No doubt the situation in other cities is as bad or worse.
Some hope may be on the horizon from public-private partnerships and new initiatives to make money from waste.
For instance, an IL&FS composting plant in Okhla, an industrial neighborhood of southeast Delhi, processes about 200 tons of garbage per day, reducing 80 percent of it to humus-rich fertilizer that is badly needed in India due to low carbon content in the soil. (This year, the plant earned about $50,000 worth of carbon credits under the United Nations' Clean Development Mechanism in the process).
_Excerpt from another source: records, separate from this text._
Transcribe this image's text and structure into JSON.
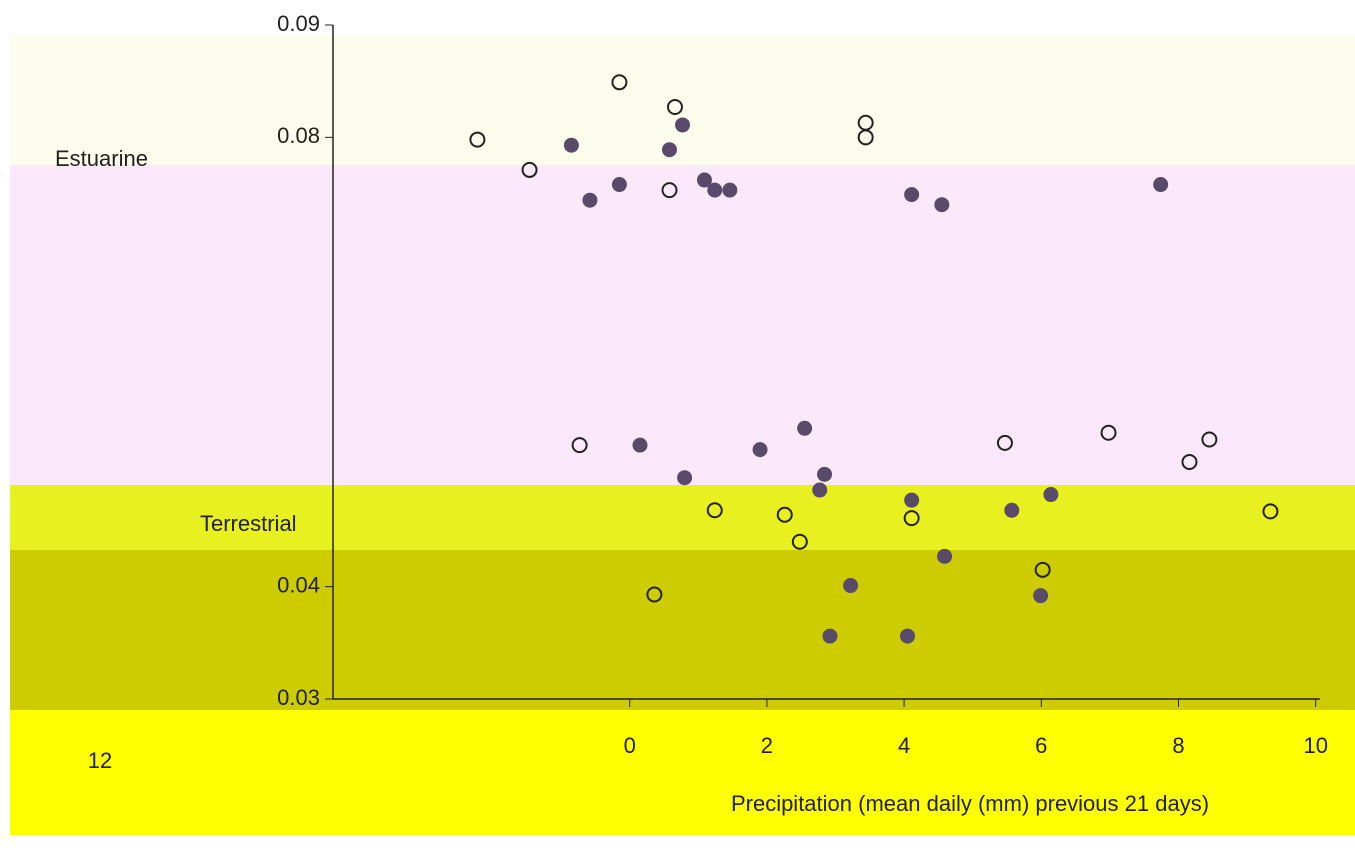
{
  "chart_data": {
    "type": "scatter",
    "x_label": "Precipitation (mean daily (mm) previous 21 days)",
    "annotations": [
      "Estuarine",
      "Terrestrial",
      "12"
    ],
    "xlim": [
      -4.5,
      10.5
    ],
    "xticks": [
      0,
      2,
      4,
      6,
      8,
      10
    ],
    "ylim": [
      0.03,
      0.09
    ],
    "yticks": [
      0.03,
      0.04,
      0.08,
      0.09
    ],
    "series": [
      {
        "marker": "filled",
        "color": "#5a4a6a",
        "x": [
          0.77,
          -0.15,
          -0.58,
          1.09,
          1.24,
          1.46,
          4.11,
          4.55,
          7.74,
          -0.85,
          0.58,
          2.84,
          2.77,
          4.11,
          5.57,
          6.14,
          4.59,
          3.22,
          5.99,
          2.92,
          4.05,
          0.15,
          0.8,
          2.55,
          1.9
        ],
        "values": [
          0.0811,
          0.0758,
          0.0744,
          0.0762,
          0.0753,
          0.0753,
          0.0749,
          0.074,
          0.0758,
          0.0793,
          0.0789,
          0.05,
          0.0486,
          0.0477,
          0.0468,
          0.0482,
          0.0427,
          0.0401,
          0.0392,
          0.0356,
          0.0356,
          0.0526,
          0.0497,
          0.0541,
          0.0522
        ]
      },
      {
        "marker": "open",
        "color": "#222222",
        "x": [
          -0.15,
          0.66,
          3.44,
          3.44,
          -2.22,
          0.58,
          -1.46,
          1.24,
          2.26,
          2.48,
          4.11,
          9.34,
          6.02,
          0.36,
          -0.73,
          6.98,
          8.16,
          5.47,
          8.45
        ],
        "values": [
          0.0849,
          0.0827,
          0.0813,
          0.08,
          0.0798,
          0.0753,
          0.0771,
          0.0468,
          0.0464,
          0.044,
          0.0461,
          0.0467,
          0.0415,
          0.0393,
          0.0526,
          0.0537,
          0.0511,
          0.0528,
          0.0531
        ]
      }
    ]
  }
}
In Ghazipur, IL&FS has ambitious plans to build a new waste-to-energy plant that will slowly eat away the massive tower of trash. And the company is seeking ways to supplement the incomes of 450 small local dairy farms with a biomass plant and to provide better housing for about 375 slum families associated with the Ghazipur flower market and other local cottage industries.
Similarly, other Indian companies such as Arora Fibres, Hanjer Biotech Energies and Cerebra are tapping the never-ending flow of garbage to manufacture packaging material, generate “refuse-derived fuel,” or RDF, for use by cement plants and other factories and mining thousands of tons of electronic waste for precious metals.
But there are massive hurdles to overcome.
Municipal governments are loath to raise property taxes to finance projects that could turn garbage into a renewable resource. Thousands of city garbage collectors shirk their jobs, while sharp-eyed, motivated ragpickers — potentially the most valuable resource for sorting-dependent units like the Okhla composting plant — remain “self-employed” and hungry. And the recent plunge in international prices for carbon credits has made it virtually impossible for either composting or waste-to-energy facilities to make a profit.
Perhaps worst of all, precious few Indians have realized that the country's garbage culture has to change.
“On the one hand, we've progressed a lot in different fields. We use the best gadgets. We want the best comforts,” Mazumdar said.
“But on the other hand, we just don't look at the waste basket in our kitchen, or what we're doing when we litter the streets. Behaviorally, we don't tend to be responsible enough.”